= 2010 Polish Domestic Qualifications to World and European Speedway Championships =

The Polish Motor Union (PZM) determined Polish riders to World and European Championships in several domestic qualifications meetings.

== European Championship ==

Main Commission of Speedway Sport nominated eight riders to championships:
- Qualifying Round One - Mureck
  - (Draw 6) Rafał Trojanowski
  - (13) Robert Miśkowiak
- Qualifying Round Two - Diedenbergen
  - (4) Adrian Gomólski
  - (13) Michał Szczepaniak
- Semi-Final One - Ljubljana
  - (5) Szymon Kiełbasa
  - (16) Sebastian Ułamek
- Semi-Final Two - Balakovo
  - (10) Dawid Stachyra
- Semi-Final Three - Berghaupten
  - (3) Sławomir Musielak

== Under-19 European Championship ==

- 3 May 2010
- POL Rawicz, Greater Poland Voivodeship
- Florian Kapała Stadium (Length: 330 m)
- Referee: Leszek Dembski
- Beat Time: 61.37 - Patryk Dudek in Heat 7
- Attendance: 50
- References:

Przemysław Pawlicki is a defending Under-19 European Champion. Maciej Janowski (draw 7) after crashed on 1 May in Ekstraliga match (Wrocław vs. Leszno) decided about resigned from this competitions. and was replaced by Łukasz Cyran. Janowski was second in 2009 championship. Patryk Dudek was started in last year European final also (was fifth), and Kacper Gomólski was track reserve.

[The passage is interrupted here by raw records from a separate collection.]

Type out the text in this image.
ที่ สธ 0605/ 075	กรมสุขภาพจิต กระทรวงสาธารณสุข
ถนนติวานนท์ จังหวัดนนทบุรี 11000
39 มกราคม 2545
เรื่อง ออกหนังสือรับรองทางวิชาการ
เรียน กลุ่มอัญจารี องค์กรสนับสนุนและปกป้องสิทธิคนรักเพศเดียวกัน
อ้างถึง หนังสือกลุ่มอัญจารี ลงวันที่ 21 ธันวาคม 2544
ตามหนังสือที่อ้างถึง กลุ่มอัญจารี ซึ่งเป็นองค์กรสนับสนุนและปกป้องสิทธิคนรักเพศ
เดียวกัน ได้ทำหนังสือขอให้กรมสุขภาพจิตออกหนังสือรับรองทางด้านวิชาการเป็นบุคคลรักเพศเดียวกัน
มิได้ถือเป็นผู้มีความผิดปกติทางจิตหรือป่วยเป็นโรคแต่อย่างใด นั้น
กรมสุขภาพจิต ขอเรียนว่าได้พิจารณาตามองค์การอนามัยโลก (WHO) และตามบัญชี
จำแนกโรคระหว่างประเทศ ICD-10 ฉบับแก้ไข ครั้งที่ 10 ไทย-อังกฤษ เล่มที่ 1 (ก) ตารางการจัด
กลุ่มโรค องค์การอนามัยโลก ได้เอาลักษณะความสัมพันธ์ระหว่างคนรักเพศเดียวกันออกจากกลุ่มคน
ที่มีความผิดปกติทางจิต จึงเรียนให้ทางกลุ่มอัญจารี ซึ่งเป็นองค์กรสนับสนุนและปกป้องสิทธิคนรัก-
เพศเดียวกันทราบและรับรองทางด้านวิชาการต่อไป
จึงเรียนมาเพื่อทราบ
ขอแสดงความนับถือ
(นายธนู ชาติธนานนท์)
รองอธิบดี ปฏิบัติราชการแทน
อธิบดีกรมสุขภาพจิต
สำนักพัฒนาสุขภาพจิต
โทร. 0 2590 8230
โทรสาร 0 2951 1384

| Pos. | Rider | Points | Details |
|---|---|---|---|
| 1 | (11) Patryk Dudek ZIE | 14 | (3,3,3,3,2) |
| 2 | (7) Łukasz Cyran GOR | 14 | (3,2,3,3,3) |
| 3 | (3) Przemysław Pawlicki GOR | 13 | (3,1,3,3,3) |
| 4 | (12) Emil Pulczyński TOR | 10 | (1,3,3,1,2) |
| 5 | (14) Kacper Gomólski GNI | 9 | (1,3,2,0,3) |
| 6 | (1) Tobiasz Musielak RAW | 9 | (T/-,3,1,2,3) |
| 7 | (13) Marcel Szymko GDA | 8+3 | (3,2,2,0,1) |
| 8 | (2) Mateusz Łukaszewski LES | 8+2 | (2,1,2,1,2) |
| 9 | (15) Kamil Cieślar CZE | 7 | (2,0,R,3,2) |
| 10 | (4) Marcin Bubel CZE | 7 | (1,2,1,2,1) |
| 11 | (6) Damian Adamczak BYD | 6 | (2,2,2,F,0) |
| 12 | (18) Mikołaj Curyło BYD | 5 | (1,1,2,1) |
| 13 | (10) Kamil Pulczyński TOR | 4 | (2,F,F,2,Z) |
| 14 | (16) Jakub Jamróg TAR | 3 | (0,1,0,1,1) |
| 15 | (9) Łukasz Sówka ZIE | 1 | (F,0,0,1,0) |
| 16 | (17) Kamil Adamczewski LES | 1 | (X,X,1,F,0) |
| 17 | (5) Patryk Kociemba WRO | 0 | (F/N,-,-,-,-) |
| 18 | (8) Szymon Woźniak BYD | 0 | (F/N,-,-,-,-) |

Kociemba crashed Woźniak in Heat 2. Kociemba was replaced by reserve 18, and Woźniak was replaced by reserve 17. Reserve 17 was ride in Heat 1 also, replaced rider 1.